Friday, January 9, 2009

I Miss You, Sam.

I happened to check what day it was on my computer.

January 9, marking two years since Sam committed suicide.

http://www.youtube.com/watch?v=PKDOZiNQE-c

That's the tribute video I made. Sometimes I watch to have a good cry. Read on and you'll know the significance of the song I put to the pictures.

I remember going to school the next day and everyone was talking about it and I kept myself from crying. Crying makes your makeup drip and your nose red. Crying means people view you differently. Crying means you're depressed and get pumped full of pills and needles. I almost cried when they came over the intercom that morning and had a moment of silence. They almost mispronounced her last name-that would have sent me over the edge.

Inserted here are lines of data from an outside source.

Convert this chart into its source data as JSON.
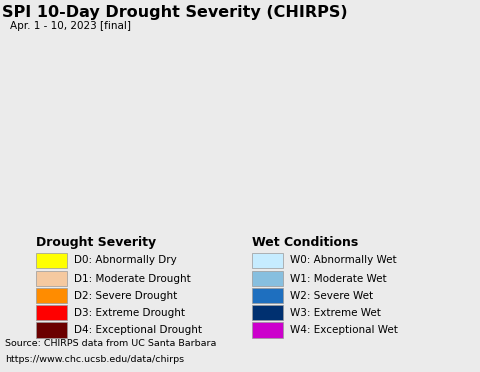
{
  "title": "SPI 10-Day Drought Severity (CHIRPS)",
  "subtitle": "Apr. 1 - 10, 2023 [final]",
  "source_line1": "Source: CHIRPS data from UC Santa Barbara",
  "source_line2": "https://www.chc.ucsb.edu/data/chirps",
  "legend_drought_title": "Drought Severity",
  "legend_wet_title": "Wet Conditions",
  "drought_labels": [
    "D0: Abnormally Dry",
    "D1: Moderate Drought",
    "D2: Severe Drought",
    "D3: Extreme Drought",
    "D4: Exceptional Drought"
  ],
  "drought_colors": [
    "#FFFF00",
    "#F5C9A0",
    "#FF8C00",
    "#FF0000",
    "#6B0000"
  ],
  "wet_labels": [
    "W0: Abnormally Wet",
    "W1: Moderate Wet",
    "W2: Severe Wet",
    "W3: Extreme Wet",
    "W4: Exceptional Wet"
  ],
  "wet_colors": [
    "#C6ECFF",
    "#87BFDF",
    "#1E6FBF",
    "#003070",
    "#CC00CC"
  ],
  "background_color": "#EBEBEB",
  "map_bg_color": "#B8EBF5",
  "land_color": "#E8E8E8",
  "fig_width": 4.8,
  "fig_height": 3.72,
  "dpi": 100,
  "title_fontsize": 11.5,
  "subtitle_fontsize": 7.5,
  "legend_title_fontsize": 9,
  "legend_item_fontsize": 7.5,
  "source_fontsize": 6.8
}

I know some of her reasons which I promised I would not divulge, but I know she cut. Dorian asked her once in a class they had why she had a cut on her leg and she informed him that she did it herself. And I look at all the scars on my arms and legs and think if she knew I'd been cutting and burning since I was twelve, maybe she would have felt less-I don't know-alienated? I know she was on antidepressants and likely getting therapy, which I have had since the ripe age of twelve. Maybe we could have complained how much therapists suck.

The last time I saw her was Sunday in church. We were joking about Monty Python. And some scary movie had just come out and our class was talking about that and other scary stories and she talked about a story she'd heard where someone committed suicide in a house and it became haunted or something. I didn't think anything of it. I don't know if she thought anything of it. Campfire [or sunday school] stories to scare each other.

And then Tuesday came. I was watching Hellboy while assembling a puzzle of The Beatles on the floor. My mom had left to go to cub scouts or something but came back a few minutes later and got us all in the living room, turned the telly off, and braced us. Our grandmother was in bad health, so I asked if it was Nanny and she said it wasn't. That would have been right in the way things work-an old person with terminal cancer, not someone who'd just turned 16.
And all week, I wouldn't cry at school. If someone was natually gossiping about the events but had the rumors wrong, I'd straighten them out. I'd come home from school and cry until I was too cried out to cry at her funeral on Saturday. I remember Elise and I in our weight-training class just sitting on the fake green patio grass stuff, occasionally mumbling a question about how it went down, what was going to happen.

I didn't know that there were grief counselors there, that a room in the school had been set aside and if you wanted to you could leave class and go there. If I had known, I would have done it.

"If I had known." I think a lot of people were saying that.

The song I was listening to when she did it was an acousic version of a song by a Dutch band called Within Temptation. The song's called "Our Farewell." I was just listening to it on youtube as I checked my email and stuff. It would have been around the time she did it. I shared the lyrics in seminary when our teachers sat our classes down and talked about the situation.

"In my hands
A legacy of memories
I can hear you say my name
I can almost see your smile
Feel the warmth of your embrace
But there is nothing but silence now
Around the one I loved
Is this our farewell?
Sweet darling you worry too much, my child
See the sadness in your eyes
You are not alone in life
Although you might think that you are
Never thought
This day would come so soon
We had no time to say goodbye
How can the world just carry on?
I feel so lost when you are not by my side
But there's nothing but silence now
Around the one I loved
Is this our farewell?
So sorry your world is tumbling down
I will watch you through these nights
Rest your head and go to sleep
Because my child, this not our farewell.
This is not our farewell."




1 comment:

  1. I hadn't realized that today was the anniversary. I'm glad that you reminded me-even though you made me cry. I miss Sam too. She was such a sweetheart. Your video was beautiful. That song was a perfect choice. I hope that you are doing okay and that you know you are loved.